Ork, niepewny czy powinien iść tam z tobą, czy zostać, uznał, że lepiej jednak iść tam, gdzie szykuje się bitka, więc wkroczyliście tam razem. W środku czekało dziesięciu najemników plus Goblin, który werbował was wszystkich do ochrony Smoka.
Ozel “Ślepiec” Golton
- Ktoś chętny zawsze się znajdzie - odparł. - Co do zapłaty, to i tak zapłacę za całość. Nie lubię marnować jedzenia ze swojej strony.Drumen “Ogórek” al-Malik
- Można stwierdzić, że odnosimy coraz to większe sukcesy - zwrócił się bezpośrednio do Goblina. - Wygrała dedukcja, jak i oczywistość tego, co ma teraz miejsce. -
Taczka:
- Właściwie to miałbym do ciebie jedną prośbę, ale to może zaczekać. - powiedział z ciepłym uśmiechem i wstał, odchodząc do swoich spraw, więc widocznie nie było to nic istotnego.

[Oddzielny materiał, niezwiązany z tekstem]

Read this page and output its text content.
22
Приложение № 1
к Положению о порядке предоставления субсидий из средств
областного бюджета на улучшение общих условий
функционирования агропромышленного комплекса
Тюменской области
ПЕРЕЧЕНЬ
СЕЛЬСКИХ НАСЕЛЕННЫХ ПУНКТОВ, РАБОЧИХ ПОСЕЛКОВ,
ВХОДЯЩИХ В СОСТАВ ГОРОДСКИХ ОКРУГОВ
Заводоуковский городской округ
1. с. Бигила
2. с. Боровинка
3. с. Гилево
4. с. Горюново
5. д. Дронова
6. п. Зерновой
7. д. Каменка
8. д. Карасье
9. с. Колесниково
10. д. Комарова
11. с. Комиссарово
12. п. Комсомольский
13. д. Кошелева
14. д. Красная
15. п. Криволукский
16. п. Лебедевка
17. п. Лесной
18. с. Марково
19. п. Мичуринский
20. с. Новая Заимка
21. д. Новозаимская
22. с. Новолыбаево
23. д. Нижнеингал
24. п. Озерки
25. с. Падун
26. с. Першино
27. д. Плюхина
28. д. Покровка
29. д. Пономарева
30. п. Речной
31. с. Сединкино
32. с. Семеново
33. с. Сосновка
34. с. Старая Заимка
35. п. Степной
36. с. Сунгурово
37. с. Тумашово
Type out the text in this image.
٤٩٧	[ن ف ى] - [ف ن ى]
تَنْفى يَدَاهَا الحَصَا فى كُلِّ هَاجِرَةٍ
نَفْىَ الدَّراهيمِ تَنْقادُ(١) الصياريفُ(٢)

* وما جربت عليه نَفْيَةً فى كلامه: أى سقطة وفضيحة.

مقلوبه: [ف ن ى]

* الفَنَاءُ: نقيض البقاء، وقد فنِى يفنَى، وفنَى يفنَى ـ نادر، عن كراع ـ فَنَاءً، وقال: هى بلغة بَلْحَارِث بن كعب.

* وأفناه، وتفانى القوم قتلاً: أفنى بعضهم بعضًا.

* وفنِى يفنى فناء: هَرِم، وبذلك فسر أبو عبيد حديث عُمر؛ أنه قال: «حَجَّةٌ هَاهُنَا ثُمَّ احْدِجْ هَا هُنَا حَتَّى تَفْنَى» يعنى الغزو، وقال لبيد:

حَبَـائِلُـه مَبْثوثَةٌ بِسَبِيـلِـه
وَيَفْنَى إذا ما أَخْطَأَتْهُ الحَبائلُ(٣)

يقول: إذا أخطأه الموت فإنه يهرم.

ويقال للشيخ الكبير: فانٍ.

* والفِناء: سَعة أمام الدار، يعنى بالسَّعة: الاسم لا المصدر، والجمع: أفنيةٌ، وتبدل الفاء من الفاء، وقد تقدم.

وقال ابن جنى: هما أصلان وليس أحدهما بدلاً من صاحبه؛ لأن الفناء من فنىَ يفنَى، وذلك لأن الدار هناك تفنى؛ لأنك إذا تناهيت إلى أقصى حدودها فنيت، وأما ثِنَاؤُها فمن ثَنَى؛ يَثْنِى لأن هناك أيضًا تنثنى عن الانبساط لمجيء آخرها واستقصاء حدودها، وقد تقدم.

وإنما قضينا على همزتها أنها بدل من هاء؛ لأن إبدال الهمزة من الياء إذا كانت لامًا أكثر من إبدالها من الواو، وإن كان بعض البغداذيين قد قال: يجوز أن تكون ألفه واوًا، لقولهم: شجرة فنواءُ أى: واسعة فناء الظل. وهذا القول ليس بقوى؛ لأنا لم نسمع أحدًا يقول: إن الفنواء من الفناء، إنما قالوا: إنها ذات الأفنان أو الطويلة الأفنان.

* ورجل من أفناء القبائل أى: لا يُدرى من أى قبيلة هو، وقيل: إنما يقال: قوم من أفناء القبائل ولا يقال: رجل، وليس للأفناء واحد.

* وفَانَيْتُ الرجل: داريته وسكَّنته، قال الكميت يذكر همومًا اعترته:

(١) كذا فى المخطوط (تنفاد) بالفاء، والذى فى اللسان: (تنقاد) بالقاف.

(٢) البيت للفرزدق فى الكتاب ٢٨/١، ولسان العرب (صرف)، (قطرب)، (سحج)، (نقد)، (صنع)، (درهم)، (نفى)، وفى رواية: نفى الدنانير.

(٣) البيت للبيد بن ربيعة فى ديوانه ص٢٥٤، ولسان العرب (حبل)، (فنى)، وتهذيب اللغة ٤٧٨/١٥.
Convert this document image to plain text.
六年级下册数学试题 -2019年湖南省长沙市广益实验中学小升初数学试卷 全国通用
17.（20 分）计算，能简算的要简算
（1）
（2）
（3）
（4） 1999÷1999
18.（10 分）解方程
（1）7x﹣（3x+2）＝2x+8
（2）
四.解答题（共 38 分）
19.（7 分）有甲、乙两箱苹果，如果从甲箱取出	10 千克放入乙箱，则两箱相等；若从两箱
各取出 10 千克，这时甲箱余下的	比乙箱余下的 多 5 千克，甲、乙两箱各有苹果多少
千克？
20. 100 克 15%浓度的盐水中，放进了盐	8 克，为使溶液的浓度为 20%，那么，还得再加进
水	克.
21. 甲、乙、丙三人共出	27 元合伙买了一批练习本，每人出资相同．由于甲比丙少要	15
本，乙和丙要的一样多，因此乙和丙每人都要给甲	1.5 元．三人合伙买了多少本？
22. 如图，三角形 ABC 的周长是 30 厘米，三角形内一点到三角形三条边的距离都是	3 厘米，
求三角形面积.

Drzemka to mało powiedziane, solidnie się wyspałaś, wstając na krótko przed południem następnego dnia.
Vader:
- No dobra, niech będzie. - odparł i przekazał zamówienie dalej. Po kilkunastu minutach dostałeś posiłek, który na logikę był ostatnim, jakiego mógłbyś się tu spodziewać, bo ryba na pustyni wydawała się rzadkością i rarytasem dla bogaczy. Na szczęście piaskowe rekiny mają głęboko gdzieś coś takiego jak logika i dzięki temu możesz spróbować filetu z jakimiś warzywami i chlebem.Popatrzył na ciebie widocznie zdziwiony, ale po chwili odzyskał rezon.
- Co ty mnie tu pierdolisz, hę? Nie dla główkowania was zwerbowałem, patałachy! Wracać no na miejsce i stać na warcie, raz!